When we talk about Financial Independence Retire Early (FIRE), one frequently used rule of thumb for computing retirement spending is the 4% withdrawal rule. The 4% withdrawal rule can be used to calculate how big an investment portfolio you need to fund for retirement spending if you withdraw 4% a year from the investment portfolio during retirement years. Let’s find out how this rule works!
How does it work?
Here’s a short illustration.
Let’s say you need to spend $3k a month during your retirement years.
The projected annual expenses will be $3k x 12 = $36k.
Applying the 4% withdrawal rule, we take $36k divided by 4% to arrive at $900k. This means that you will need a $900k investment portfolio upon retirement to fund for your living expenses.
Subsequently for each year, the amount that you withdraw will be inflation-adjusted. Take for example if the inflation is 3%, then the amount you withdraw for the second year will be $36k x 1.03 = $37,080 and so on.
Wouldn't the investment portfolio run out of money?
There have been studies and simulations conducted using historical stocks and bonds performances and they have shown that there is generally a higher chance that one would not run out of money using a 4% or lower withdrawal rate.
Based on The Trinity study, it has been shown that for a 30-year retirement period, the chances of having sufficient funds to withdraw during the 30-year period can be as high as 95% for a 100% stocks portfolio.
The Trinity Study was conducted over a combination of investment portfolios across varying periods and withdrawal rates.
The mechanics behind this is that the investment portfolio will continue to grow while you are withdrawing from the portfolio to finance your expenses during the retirement years.
Just like an apple tree. We can pluck some apples from the tree to eat, but as long as the tree is still growing healthily, it will continue to bear more apples in time to come. But at the same time, we can’t pluck too many apples at one go, or else new apples can’t grow in time for our future consumption.
Limitations of the 4% withdrawal method
Nonetheless, there are some limitations for this 4% withdrawal rule that are less spoken about.
1. Withdrawing from the investment portfolio during a market downturn may not be the best idea for your investment returns.
This is because that will leave the portfolio with a smaller amount to compound when the market subsequently recovers. And we will be converting some of the unrealised losses to realised losses during the market downturn when we withdraw from the portfolio.
2. The conventional wisdom to hold a diversified portfolio made up of stocks and bonds does not always hold true.
For many years, it has been commonly advocated that investors should build a diversified portfolio made up of both stocks and bonds to reduce fluctuations. Likewise The Trinity Study was also conducted on different combinations of stocks and bonds.
The rationale behind this conventional wisdom is that equities and bonds are negatively correlated, which means that when equities do not do well, bonds do better and can cushion the downside fluctuations from equities.
However, based on the past 90 years of historical data compiled by Schroders, there have been periods where equities and bonds showcased both positive and negative correlation. In our current high interest rate environment, both equity and bond prices are depressed.
3. The safe withdrawal rate concept is built upon the assumption of a fixed spending pattern where we assume we will spend the same amount every month, which may not happen eventually.
4. The data used in The Trinity Study may be outdated. The first study was done using data up till 1995 and updated in 2011.
At the end of the day, we must learn to be more flexible as circumstances may change.

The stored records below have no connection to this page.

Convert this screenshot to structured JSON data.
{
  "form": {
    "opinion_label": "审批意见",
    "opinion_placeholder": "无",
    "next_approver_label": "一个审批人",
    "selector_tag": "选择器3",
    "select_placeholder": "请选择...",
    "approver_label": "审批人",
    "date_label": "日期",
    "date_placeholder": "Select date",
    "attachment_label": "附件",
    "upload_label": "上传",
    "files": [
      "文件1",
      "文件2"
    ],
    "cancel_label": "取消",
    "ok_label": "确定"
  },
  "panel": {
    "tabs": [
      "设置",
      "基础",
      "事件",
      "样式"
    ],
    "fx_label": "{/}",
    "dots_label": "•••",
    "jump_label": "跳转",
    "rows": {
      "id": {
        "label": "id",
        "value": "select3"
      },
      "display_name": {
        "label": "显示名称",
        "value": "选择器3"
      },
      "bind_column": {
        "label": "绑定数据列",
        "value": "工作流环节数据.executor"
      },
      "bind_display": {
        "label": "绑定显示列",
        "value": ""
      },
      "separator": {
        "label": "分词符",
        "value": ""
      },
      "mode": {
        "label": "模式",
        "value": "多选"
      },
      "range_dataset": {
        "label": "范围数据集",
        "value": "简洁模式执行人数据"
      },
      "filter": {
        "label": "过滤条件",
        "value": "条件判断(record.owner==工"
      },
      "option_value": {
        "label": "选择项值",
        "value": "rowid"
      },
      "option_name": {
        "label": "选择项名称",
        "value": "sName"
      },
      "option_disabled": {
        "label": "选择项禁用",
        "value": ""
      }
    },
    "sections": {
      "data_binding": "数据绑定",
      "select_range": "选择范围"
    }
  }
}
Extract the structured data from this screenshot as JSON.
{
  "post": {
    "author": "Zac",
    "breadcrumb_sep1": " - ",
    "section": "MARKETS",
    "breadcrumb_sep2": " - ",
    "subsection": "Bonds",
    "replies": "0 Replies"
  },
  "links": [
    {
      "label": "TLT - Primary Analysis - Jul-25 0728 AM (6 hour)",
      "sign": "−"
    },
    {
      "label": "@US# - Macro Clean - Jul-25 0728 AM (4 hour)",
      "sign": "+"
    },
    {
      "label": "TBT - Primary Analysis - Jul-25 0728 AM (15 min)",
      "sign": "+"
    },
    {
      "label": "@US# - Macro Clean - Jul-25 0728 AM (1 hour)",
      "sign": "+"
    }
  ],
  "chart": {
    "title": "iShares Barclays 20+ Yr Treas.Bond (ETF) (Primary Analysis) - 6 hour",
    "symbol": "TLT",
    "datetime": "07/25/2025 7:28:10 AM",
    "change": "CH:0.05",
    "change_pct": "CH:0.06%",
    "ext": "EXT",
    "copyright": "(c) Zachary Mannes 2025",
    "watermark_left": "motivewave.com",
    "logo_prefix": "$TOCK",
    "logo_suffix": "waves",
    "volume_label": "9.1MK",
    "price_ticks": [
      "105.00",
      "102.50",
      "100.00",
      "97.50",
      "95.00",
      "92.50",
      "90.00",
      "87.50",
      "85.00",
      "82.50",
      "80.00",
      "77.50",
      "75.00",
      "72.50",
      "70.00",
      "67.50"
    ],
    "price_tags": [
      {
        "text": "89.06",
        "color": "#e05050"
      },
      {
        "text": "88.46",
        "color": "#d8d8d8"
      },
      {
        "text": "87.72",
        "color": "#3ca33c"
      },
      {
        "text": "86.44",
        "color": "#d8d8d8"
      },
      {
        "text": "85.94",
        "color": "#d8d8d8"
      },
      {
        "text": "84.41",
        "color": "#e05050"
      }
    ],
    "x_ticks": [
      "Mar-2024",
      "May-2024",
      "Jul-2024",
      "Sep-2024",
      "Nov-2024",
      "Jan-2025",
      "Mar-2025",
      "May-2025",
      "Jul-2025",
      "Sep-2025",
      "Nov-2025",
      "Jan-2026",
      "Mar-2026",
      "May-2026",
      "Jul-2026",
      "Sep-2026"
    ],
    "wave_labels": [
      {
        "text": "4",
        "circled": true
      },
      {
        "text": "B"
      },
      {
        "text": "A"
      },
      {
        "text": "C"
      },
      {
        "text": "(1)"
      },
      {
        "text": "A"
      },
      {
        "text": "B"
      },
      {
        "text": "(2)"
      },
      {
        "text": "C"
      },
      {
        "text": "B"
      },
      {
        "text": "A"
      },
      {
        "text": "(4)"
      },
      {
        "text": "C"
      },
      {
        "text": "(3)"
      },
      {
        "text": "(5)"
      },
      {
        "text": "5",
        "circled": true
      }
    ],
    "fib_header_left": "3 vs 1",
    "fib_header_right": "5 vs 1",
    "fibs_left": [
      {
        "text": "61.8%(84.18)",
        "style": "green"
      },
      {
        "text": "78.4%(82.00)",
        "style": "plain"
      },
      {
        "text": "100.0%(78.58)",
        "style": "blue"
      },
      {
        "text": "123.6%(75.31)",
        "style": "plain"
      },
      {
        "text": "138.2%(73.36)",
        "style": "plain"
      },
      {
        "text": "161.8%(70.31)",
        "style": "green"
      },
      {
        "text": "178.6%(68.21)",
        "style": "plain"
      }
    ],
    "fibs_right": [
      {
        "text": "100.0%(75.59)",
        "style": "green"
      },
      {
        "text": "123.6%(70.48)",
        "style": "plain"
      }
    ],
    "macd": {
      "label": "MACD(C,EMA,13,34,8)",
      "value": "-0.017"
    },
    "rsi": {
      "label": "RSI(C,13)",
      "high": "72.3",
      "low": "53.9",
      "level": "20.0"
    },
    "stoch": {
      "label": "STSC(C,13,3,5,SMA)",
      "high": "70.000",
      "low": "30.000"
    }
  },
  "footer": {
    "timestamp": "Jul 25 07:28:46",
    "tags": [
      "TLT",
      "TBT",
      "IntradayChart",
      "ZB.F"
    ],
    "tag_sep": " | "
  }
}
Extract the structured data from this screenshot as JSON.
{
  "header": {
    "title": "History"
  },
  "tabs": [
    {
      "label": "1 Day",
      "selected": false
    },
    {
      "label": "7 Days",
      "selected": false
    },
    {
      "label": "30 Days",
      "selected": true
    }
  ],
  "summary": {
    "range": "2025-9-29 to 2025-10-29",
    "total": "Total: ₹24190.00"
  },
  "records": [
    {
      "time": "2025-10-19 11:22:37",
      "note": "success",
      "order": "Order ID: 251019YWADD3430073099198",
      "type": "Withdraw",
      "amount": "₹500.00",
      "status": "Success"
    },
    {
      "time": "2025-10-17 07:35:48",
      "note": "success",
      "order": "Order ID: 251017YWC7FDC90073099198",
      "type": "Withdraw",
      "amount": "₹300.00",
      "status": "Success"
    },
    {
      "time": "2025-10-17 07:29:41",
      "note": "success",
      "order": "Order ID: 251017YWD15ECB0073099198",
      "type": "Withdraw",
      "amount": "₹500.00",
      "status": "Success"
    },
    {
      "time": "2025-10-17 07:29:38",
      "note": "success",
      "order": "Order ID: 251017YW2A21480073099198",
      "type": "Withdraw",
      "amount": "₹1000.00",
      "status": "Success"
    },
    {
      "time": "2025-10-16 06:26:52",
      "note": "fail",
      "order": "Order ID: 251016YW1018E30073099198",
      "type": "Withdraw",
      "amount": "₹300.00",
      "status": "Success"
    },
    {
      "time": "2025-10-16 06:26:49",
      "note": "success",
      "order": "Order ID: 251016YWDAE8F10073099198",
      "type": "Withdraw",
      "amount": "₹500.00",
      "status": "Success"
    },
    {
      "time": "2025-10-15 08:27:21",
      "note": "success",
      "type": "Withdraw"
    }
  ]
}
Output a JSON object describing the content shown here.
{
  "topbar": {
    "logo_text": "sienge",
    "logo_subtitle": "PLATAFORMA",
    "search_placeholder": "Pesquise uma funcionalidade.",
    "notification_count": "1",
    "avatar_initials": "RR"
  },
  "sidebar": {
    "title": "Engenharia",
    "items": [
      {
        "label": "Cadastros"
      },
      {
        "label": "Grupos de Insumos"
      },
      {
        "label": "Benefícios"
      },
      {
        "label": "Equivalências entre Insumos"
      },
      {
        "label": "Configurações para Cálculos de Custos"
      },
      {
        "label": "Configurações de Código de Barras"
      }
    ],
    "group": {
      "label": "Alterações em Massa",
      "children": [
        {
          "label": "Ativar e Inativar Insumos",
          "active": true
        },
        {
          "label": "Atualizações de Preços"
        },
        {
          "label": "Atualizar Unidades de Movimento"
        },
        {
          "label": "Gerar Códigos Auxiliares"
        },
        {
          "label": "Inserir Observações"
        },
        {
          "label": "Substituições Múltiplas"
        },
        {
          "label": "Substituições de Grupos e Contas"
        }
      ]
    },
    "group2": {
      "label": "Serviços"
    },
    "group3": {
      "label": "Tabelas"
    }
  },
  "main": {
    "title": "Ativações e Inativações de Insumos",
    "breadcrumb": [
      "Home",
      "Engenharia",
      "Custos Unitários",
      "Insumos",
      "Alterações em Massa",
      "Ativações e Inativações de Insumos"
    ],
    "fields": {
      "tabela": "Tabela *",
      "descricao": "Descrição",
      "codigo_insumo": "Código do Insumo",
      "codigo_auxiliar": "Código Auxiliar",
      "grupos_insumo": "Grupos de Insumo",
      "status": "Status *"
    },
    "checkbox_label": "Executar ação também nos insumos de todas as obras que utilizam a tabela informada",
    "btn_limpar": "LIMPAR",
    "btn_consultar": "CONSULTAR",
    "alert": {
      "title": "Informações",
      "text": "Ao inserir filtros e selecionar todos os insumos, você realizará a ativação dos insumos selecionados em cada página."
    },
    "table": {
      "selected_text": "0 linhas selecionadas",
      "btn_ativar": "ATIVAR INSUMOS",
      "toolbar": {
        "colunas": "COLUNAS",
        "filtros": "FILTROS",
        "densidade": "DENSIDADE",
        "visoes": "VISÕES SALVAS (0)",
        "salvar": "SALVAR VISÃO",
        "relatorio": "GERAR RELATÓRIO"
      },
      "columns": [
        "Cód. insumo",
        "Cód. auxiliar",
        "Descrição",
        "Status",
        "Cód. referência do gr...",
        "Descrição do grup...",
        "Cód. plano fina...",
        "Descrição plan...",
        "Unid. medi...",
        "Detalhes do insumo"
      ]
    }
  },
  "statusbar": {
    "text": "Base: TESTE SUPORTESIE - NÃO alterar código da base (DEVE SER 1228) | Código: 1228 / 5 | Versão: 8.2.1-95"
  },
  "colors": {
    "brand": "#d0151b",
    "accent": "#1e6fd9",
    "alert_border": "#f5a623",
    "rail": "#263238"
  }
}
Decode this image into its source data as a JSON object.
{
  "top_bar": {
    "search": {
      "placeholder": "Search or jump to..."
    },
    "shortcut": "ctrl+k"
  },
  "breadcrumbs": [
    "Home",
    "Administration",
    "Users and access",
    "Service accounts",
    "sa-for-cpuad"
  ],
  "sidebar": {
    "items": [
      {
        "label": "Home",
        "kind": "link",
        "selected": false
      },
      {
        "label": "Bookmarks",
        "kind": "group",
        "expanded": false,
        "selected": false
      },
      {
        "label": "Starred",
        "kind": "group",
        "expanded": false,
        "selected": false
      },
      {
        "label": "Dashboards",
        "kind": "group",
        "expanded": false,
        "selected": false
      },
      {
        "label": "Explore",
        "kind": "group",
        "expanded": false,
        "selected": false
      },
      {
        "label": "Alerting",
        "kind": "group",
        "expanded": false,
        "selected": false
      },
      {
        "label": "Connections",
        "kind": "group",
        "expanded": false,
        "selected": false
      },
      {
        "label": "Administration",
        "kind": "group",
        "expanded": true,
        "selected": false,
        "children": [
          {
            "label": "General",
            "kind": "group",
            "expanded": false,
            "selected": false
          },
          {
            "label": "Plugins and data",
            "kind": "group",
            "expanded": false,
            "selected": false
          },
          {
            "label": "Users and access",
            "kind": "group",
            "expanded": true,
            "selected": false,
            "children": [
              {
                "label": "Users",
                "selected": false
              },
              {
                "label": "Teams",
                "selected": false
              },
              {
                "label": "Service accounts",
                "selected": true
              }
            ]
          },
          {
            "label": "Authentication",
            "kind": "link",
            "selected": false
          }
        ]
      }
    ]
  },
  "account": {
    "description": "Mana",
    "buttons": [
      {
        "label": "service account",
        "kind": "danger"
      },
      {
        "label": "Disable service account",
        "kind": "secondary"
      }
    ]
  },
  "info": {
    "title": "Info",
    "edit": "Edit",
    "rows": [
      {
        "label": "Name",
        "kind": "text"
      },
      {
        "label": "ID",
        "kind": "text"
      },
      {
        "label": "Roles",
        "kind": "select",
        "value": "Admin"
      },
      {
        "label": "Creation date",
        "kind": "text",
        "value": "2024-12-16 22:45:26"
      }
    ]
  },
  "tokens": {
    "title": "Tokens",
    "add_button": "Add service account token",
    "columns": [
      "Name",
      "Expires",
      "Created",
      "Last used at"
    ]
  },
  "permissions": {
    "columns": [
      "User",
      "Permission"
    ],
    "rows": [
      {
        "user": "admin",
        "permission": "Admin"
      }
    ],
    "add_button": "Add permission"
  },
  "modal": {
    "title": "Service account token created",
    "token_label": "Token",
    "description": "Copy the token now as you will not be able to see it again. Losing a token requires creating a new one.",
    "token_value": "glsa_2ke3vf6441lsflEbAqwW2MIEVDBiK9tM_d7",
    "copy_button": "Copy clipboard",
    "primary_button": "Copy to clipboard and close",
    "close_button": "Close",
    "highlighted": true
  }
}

We can use the 4% withdrawal rate as a benchmark to compute roughly how big a retirement portfolio we need but that would just give us a ballpark figure. We need to adapt to any changes in circumstances along the way. Or we could also use a withdrawal rate that is lower than 4% to provide some leeway.
How we are going to incorporate the 4% rule to plan for retirement spending
Taking into account the limitations of the 4% withdrawal method mentioned above, this is how we would like to allocate our wealth by retirement.
One of the luxuries of living in Singapore is that when it comes to investments, we have S-REITs which provide decent dividend yields and the dividend income is not taxable in Singapore.
Therefore, by retirement, we would like to construct a S-REITs portfolio where the dividends distributed would be sufficient to cover the living expenses. We have to do some calculations to determine how big the REITs portfolio has to be in order to support our living expenses during retirement. If you want to learn more, check out this video where we explain in detail.
Then, it is also important that we keep some cash for emergency uses (e.g. medical-related events). Or say if there is a sudden market downturn just like during COVID times where the REITs lower their dividend payout which we might then need to tap on this pool of cash to cover our spending.
For the remaining portion of money that we don’t need for the next 5 to 10 years of consumption, we would then allocate them into the U.S stocks portfolio. This is the pool of funds which we do not intend to withdraw in the near term so that the capital to continue to compound. Or in the event if there is a short term pullback in the U.S markets, we do not want to realise the paper losses because it would slow down the compounding effect as shared above.
To sum it up, we would use the 4% withdrawal rule to gain an understanding of roughly how much money we need to have by retirement.
Then when it comes to the actual allocation and execution, we would tap on the consistent and reliable dividends distribution of S-REITs to finance our living expenses during retirement.